I think the reason for the the decline of close friends is because people are either on their phones or laptops. People really don’t even talk to each other anymore. I believe that’s part of the problem with that.
Its an interesting concept and I think she's got some valid points. I think in my own experience there are a lot of factors with friendships. I remember someone once telling me that people are in your life for a reason, a season, or a lifetime. I thought that was absurd, but the older I have gotten I've seen it more in my own world.

I think geography has a lot to do with the general cultures and how people operate. I've been in some social situations that the people were very insular, if you didn't grow up in x part of the world you didn't quite fit in, and people made little effort to try and get to know you. Where I live a lot of people come and go mostly for work they start here and then a lot of times the move back closer to their family etc.
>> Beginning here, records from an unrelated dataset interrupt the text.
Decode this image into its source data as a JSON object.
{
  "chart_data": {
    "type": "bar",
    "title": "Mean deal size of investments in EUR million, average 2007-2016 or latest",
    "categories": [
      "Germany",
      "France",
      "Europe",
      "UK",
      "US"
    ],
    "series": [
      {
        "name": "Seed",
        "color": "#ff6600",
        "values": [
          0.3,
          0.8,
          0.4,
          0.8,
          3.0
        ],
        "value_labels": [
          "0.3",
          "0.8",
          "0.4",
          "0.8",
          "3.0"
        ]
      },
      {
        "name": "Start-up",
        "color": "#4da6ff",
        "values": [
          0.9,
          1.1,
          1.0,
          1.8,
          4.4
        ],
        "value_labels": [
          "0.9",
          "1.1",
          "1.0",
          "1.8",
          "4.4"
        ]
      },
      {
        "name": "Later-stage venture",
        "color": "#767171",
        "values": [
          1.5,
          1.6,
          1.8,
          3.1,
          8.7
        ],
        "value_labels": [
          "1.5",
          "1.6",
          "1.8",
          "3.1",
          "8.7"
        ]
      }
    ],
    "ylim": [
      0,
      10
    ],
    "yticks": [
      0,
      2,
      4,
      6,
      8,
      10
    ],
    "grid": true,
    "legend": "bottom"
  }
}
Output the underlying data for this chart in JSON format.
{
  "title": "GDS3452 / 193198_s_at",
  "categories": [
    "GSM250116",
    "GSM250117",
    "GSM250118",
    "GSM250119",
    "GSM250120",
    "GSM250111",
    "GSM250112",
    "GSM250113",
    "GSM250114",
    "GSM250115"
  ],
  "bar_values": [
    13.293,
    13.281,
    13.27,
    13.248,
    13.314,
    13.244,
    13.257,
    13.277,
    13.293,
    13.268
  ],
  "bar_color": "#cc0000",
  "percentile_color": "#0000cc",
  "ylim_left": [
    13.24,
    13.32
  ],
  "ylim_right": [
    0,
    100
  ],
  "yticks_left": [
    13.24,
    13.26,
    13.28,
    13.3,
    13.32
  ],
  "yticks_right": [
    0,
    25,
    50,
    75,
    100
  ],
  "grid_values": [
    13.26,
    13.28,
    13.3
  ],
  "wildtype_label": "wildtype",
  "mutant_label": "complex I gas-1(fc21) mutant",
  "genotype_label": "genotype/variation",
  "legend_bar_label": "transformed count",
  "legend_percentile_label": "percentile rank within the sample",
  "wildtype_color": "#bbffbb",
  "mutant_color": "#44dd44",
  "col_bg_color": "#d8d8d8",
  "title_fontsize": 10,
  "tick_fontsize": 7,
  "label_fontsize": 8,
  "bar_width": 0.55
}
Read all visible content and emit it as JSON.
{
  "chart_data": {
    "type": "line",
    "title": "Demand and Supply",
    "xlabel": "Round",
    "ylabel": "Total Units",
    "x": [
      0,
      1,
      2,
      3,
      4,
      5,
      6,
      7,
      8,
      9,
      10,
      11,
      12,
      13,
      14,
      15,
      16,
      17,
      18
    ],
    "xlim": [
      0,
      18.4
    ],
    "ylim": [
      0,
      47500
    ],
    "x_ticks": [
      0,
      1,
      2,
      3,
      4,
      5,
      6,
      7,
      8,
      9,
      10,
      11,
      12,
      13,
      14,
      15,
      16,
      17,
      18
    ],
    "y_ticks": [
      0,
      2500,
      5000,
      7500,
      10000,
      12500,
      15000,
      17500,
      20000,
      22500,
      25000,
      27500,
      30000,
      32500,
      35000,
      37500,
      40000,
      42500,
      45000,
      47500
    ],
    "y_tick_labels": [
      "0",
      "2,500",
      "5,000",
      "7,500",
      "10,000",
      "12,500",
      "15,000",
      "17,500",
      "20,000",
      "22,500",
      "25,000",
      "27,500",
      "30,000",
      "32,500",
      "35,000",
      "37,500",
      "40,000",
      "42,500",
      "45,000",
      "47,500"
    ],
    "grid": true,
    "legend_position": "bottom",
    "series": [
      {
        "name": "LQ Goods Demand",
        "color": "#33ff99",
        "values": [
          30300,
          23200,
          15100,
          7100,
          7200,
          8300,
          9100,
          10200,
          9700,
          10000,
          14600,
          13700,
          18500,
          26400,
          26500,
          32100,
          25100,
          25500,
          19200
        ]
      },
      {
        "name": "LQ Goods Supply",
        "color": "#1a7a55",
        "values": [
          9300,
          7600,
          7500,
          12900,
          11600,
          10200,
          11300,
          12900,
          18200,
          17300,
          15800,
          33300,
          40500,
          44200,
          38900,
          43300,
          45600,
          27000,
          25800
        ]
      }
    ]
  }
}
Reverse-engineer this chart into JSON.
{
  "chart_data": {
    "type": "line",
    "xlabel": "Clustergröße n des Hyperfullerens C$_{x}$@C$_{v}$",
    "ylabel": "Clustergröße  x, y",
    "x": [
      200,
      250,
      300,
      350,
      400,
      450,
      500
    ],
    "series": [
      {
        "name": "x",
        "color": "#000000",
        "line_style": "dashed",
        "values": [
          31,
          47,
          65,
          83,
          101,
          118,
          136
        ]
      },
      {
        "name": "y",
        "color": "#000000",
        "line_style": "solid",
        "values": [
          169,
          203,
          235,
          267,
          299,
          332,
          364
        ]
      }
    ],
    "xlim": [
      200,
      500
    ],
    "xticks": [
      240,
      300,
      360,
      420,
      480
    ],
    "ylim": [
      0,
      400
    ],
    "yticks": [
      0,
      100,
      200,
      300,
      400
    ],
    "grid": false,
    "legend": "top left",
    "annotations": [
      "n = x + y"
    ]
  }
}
And "friendships mean different things to different people" which can be tough. A long time ago I was taking class at community college since I was transferring schools, I sort of befriended this other young lady in my class, and she seemed to have this entourage of minions with her. We were cool, and she invited me to a party, I agreed to go but then my mom ended up in the hospital and I spent most of the day with my mom. I get home later, back in the day of landlines. She calls me and reads me the riot act. I apologized for bailing and tried to explain the situation with my mom but clearly she didn't care. That was the end of that, thankfully it was towards the end of the semester so not to much more time for being weird.

I think with any relationship it does help if people are transparent with their expectation of others. Later, I went with a good friend to a going away thing her friends were throwing her. One of her co-workers who was a lot of fun said her goodbyes to her friend but was very frank and said listen I am bad about keeping in touch so while I still consider you a friend don't expect me to call in and keep up. Ive got too much on my plate. My friend was a bit hurt by it, but I thought to myself wow, good for the co-worker to be very up front about it, versus letting things wither on the vine, I'm just putting it out there.

A lesson I tell my friends who I still consider friends, I do warn them that I am bad about keeping up which is true, but I do tell them that just because I'm not regularly checking in doesn't mean you are far from my heart, actually you're quite close.

The friendship ceremony thing though...yeah that would be a big red flag!